A Azul contestou com veemência essa tese, afirmando que, em 2016, não era acionista da TAP SGPS nem da Tap SA.

Insolvência declarada e consequências

Paralelamente à disputa judicial, uma assembleia de obrigacionistas realizada em maio de 2025 reconheceu o descumprimento, por parte da Tap SGPS - atualmente rebatizada de Siavilo - das obrigações contratuais relacionadas à dívida. A empresa deveria ter reembolsado os títulos, mas não o fez.

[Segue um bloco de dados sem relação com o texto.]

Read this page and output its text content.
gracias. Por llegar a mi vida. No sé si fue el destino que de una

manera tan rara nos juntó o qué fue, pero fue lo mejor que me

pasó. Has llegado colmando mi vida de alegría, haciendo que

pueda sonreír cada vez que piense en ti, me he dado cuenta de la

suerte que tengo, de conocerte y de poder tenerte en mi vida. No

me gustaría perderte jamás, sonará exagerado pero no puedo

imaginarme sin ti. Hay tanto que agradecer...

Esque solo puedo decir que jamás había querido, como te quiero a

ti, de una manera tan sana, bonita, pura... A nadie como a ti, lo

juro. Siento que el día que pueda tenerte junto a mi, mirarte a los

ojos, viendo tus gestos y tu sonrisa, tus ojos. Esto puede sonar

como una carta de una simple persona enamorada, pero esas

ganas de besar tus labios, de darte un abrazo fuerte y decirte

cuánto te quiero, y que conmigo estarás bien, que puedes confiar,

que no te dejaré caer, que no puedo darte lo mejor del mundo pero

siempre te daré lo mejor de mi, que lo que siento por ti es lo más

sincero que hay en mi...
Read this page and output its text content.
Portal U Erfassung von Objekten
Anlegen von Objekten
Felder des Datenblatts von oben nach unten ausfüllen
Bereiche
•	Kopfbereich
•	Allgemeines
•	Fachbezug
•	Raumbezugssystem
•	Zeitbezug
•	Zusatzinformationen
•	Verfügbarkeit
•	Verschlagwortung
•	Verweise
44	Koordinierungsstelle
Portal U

A situação culminou na última quarta-feira (6), quando o Juízo de Comércio de Lisboa declarou oficialmente a insolvência da Siavilo, após um pedido apresentado pela própria TAP SA, que figura como credora da antiga holding.

Próximos capítulos

A entrega da carta pela Azul pode mudar o rumo dos processos judiciais e da narrativa política em torno da nacionalização da TAP. Ao confirmar que houve, sim, uma garantia formal por parte do Estado português, o documento fortalece a posição da Azul como credora prioritária.

A disputa sobre se o empréstimo se caracteriza como “suprimento” ou não permanece no centro do embate jurídico e pode definir o futuro da dívida - e, indiretamente, influenciar os planos de privatização da TAP, que volta a ser pauta sensível no cenário político e econômico de Portugal.